Олимпия счастлива, но глаза светятся тускло, как траурная брошка из гуттаперчи, что скрепляет ее простой батистовый воротничок. На впалых щеках — ни намека на румянец. Как я ненавижу эту гадину! Так бы и прибила веслом, чтобы остановить «круговерть смерти».
— Этой ночью за нами кто-то гнался, — сознаюсь я. — Не Марсель Дежарден, а кто-то другой, да при том вооруженный револьвером. Это и был убийца. Он следил за нами от самого дома.
— Почему я должна тебе верить, кузина Флоранс? Назови хоть одну причину.
— Потому что говорю правду.
— Если бы твоя сестра сделала что-то дурное, разве ты не стала бы ее покрывать? — вопрошает Олимпия. — По мне, так это обычное желание — защищать своих.
— С такой же вероятностью я могу обвинить в убийстве тебя.
— На каком основании?
— На таком, что у тебя в глазах двоится от лауданума. А тошнит тебя тоже от опийной настойки? Обычно у непроходящей тошноты имеется иная причина.
— Ты не посмеешь об этом рассказать!
— Загони меня в угол — и сама увидишь, что я посмею, а что нет.
Судя по тому, как судорожно сжались ее пальцы, точно лапки издыхающего паука, Олимпия едва сдерживается, чтобы не наброситься на меня. Сегодня же начну поиски съемной квартиры. Нужно съезжать, и притом поскорее. Что ни день, Олимпия ярится все пуще, а когда уже никакой корсет не скроет ее тайну, она совсем озвереет.
Но Олимпия не кидается на меня с кулаками — она трет ими глаза. Она плачет. Слезы текут по щекам, словно капли жира по неровным бокам сальной свечи.
— Да пошли вы все к черту, — роняет она и, не глядя на меня, карабкается вверх по лестнице.
Перебранка истощила ее силы. Всем своим существом она стремится к склянке с заветной настойкой, красно-бурой, как загустевшая кровь. В последнее время она взяла за правило приносить бутылочку лауданума к столу и лить его в свое вино, не размениваться на такие мелочи, как счет капель. Пару раз я видела, как она прихлебывает из горлышка. Но лауданум плохой помощник в ее положении, и если таким образом она пытается облегчить свое бремя, то лишь здоровье погубит.

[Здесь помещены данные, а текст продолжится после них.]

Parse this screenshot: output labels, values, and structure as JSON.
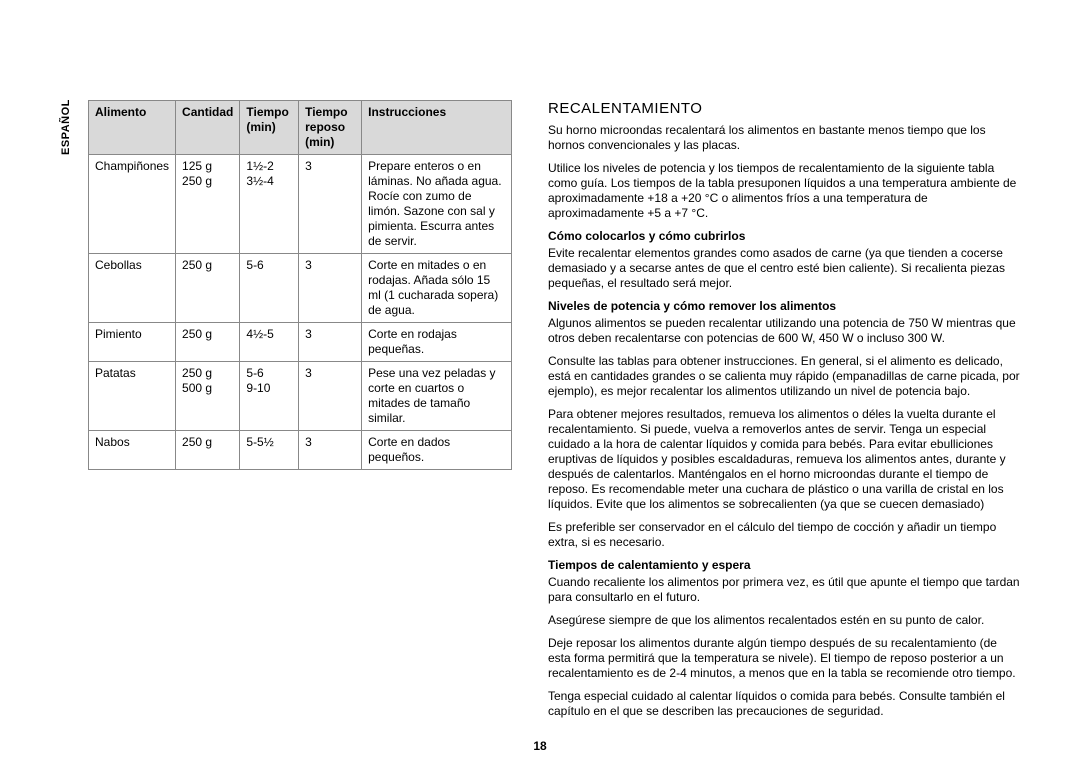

Зато я знаю, что может ее спасти. Роза называла мне с десяток разных трав. Асафетида, пижма, та же полынь — хоть что-то из этого отыщется в лондонских аптеках.
— Олимпия, постой! Я… я могла бы тебе помочь.
Кузина замирает. Впервые она выглядит не раздраженной и не осовело-счастливой, как после опийных капель, а какой-то обычной. Усталая, всеми позабытая старая дева в мятом траурном платье.
— Ты — мне? — усмехается она — Уж извини, Флоранс, но мне поздновато помогать.
— На вот, читай, — Ди сует мне письмо, и я пробегаю глазами по размытым от слез строчкам.